In the overwhelming majority of cases it is not "something" causing the chronic hives, it is "nothing." That is, in about 95% of chronic hives cases, the hives are "idiopathic" (a medical term that means there is no discernible cause). Because of those 5% of cases with a cause, it is worthwhile to see a physician to determine if any underlying disease is present (e.g. thyroid problems, liver problems, skin diseases, sinusitis) or if there is an allergic cause (i.e. a reaction to a drug, insect, food, etc.). This can be accomplished by a good history and physical, a few blood and urine tests and sometimes a skin biopsy. Some patients with chronic hives and elevated anti-thyroid antibodies in the blood improve when given thyroid supplement even if the thyroid function is normal.

In about half of patients with chronic idiopathic hives, the explanation is that body's immune system is, in a sense, overactive. The urticaria is "autoimmune". The immune system is attacking the normal tissues of the body and causing hives as a result. We know certain urticaria sufferers have other signs of autoimmune problems. Some have autoimmune thyroid disease, vitiligo, swollen joints, or certain abnormalities in the blood (especially the ANA test). A new treatment has recently emerged for autoimmune urticaria. This is the use of hydroxychloroquine, a drug originally used for malaria. In a clinical trial 83% improved or cleared completely when used for three months or more.

So, in many patients with chronic hives, there is really no exposure (drug, food, insect, chemical) to blame for the urticaria. The patient must understand and accept this for their ideal management. Basically, all that needs to be done is treat the hives. The main treatment of hives is antihistamines, and they will work if they are used properly. Common reasons for lack of effectiveness of antihistamines are 1) the particular antihistamine used is not strong enough 2) the antihistamine is not used in a high enough dose 3) the antihistamines are not continued for a long enough period.

The most well tolerated initial treatment are the non-sedating antihistamines like fexofenadine, loratidine, and cetirizine. If these don't eliminate the hives, a sedating-type of antihistamine (diphenhydramine, hydroxyzine, cyproheptadine or doxepin) is added at night. High doses may be needed and this will cause sedation. Fortunately, most patients will become less affected by sedation after they have taken the drug regularly for a while.

If that doesn't work, some doctors may try a short course of cortisone (steroids) to clear the hives completely. Then the patient can maintain the effect with the much safer antihistamines, since steroids have significant side effects if used long term.

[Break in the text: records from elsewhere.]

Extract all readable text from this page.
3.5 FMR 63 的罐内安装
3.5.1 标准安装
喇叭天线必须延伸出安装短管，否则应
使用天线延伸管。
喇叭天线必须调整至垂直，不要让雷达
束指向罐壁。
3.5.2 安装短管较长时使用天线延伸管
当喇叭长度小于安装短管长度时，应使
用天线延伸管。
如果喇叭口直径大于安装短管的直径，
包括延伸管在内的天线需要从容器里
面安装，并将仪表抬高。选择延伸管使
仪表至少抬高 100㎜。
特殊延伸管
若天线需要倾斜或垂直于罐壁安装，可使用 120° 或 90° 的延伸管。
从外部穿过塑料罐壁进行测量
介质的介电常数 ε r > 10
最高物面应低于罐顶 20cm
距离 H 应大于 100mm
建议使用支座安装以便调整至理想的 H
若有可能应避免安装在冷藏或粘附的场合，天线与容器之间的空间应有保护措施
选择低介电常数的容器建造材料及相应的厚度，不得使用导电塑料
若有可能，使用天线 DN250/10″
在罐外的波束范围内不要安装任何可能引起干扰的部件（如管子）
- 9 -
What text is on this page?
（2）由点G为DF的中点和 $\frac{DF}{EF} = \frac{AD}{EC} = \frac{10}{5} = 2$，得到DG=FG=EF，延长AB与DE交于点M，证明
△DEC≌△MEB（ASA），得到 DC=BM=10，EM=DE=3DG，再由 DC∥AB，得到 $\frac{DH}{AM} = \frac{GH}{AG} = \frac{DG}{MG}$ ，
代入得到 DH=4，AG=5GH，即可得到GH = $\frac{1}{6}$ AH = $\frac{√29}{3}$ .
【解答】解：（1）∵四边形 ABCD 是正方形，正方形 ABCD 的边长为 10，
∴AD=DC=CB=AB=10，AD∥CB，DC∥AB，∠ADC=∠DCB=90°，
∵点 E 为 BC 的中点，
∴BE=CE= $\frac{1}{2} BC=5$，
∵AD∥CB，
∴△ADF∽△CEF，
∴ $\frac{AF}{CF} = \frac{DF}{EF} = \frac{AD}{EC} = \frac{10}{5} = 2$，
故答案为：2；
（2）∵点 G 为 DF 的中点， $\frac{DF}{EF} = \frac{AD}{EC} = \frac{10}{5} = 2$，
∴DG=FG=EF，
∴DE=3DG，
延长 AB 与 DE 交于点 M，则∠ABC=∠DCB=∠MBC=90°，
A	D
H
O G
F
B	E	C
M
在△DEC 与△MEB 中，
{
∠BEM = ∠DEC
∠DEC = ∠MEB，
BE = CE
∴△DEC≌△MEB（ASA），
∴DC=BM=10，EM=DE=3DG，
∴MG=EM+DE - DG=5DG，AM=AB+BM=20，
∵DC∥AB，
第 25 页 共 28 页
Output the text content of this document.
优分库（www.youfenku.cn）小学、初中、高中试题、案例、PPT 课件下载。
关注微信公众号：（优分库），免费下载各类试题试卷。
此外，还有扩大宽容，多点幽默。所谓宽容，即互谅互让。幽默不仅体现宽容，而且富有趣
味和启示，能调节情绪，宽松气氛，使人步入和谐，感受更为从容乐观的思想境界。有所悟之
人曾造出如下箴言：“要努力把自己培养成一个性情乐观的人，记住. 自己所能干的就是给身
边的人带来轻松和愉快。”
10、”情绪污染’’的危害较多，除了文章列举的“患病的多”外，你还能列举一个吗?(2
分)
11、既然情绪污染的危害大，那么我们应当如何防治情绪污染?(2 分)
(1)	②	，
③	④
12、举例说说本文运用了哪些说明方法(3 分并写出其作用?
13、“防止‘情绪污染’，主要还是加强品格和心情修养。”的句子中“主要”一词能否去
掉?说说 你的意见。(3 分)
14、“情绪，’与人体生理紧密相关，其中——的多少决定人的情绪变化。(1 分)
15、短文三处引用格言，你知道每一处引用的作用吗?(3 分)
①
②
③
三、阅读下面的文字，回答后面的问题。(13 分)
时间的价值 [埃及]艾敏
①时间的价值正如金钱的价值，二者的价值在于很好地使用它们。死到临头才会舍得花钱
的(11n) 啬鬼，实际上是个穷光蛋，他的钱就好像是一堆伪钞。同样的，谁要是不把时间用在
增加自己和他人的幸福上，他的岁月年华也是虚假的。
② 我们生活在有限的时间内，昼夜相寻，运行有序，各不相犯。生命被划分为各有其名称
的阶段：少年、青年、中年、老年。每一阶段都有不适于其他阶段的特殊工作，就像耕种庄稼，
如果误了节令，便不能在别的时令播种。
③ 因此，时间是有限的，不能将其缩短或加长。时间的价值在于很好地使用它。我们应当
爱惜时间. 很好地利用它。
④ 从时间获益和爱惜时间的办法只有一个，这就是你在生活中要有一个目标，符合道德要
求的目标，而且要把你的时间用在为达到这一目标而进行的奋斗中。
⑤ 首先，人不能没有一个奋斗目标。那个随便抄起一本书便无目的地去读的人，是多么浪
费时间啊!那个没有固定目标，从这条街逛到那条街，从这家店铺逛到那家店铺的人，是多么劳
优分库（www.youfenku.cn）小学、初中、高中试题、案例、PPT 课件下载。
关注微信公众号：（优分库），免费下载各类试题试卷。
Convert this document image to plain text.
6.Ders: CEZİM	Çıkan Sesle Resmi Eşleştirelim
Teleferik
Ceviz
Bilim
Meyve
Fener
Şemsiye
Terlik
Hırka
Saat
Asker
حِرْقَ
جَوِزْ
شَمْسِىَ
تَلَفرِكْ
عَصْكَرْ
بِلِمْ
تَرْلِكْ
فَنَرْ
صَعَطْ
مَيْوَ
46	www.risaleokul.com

A drug used for psoriasis and kidney transplants, cyclosporin, is almost always effective in clearing even the most severe cases of chronic hives at low doses. However, it causes significant side effects if taken for a long time.

There are other medications that may be added to the antihistamines, but these non-standard therapies are not always effective. However, if the hives are not responding, they are worth a try. Examples are anti-acid pills (cimetidine, ranitidine), dapsone and sulfasalazine (anti-inflammatory antibiotics), nifedipine (a blood pressure medicine), Accolate (an asthma drug), colchicine (a drug for gout), and several others.

The important thing is that the patient is given enough medication (antihistamines, perhaps in conjunction with other drugs) to suppress the hives. Whatever it is that controls a patients hives, should be the daily regimen, taking the drugs every day, whether or not they have the hives on any given day. The idea is that one is preventing the hives from breaking out.

Some doctors suggest that medications should be continued for long periods - perhaps even a month after the hives have disappeared. Again, the exception to this is the cortisone/steroid-type medications, which should only be used for short periods initially to quiet down the urticaria. Remember that one must work closely with their doctor to find a medication regimen that suppresses the hives until they resolve on their own.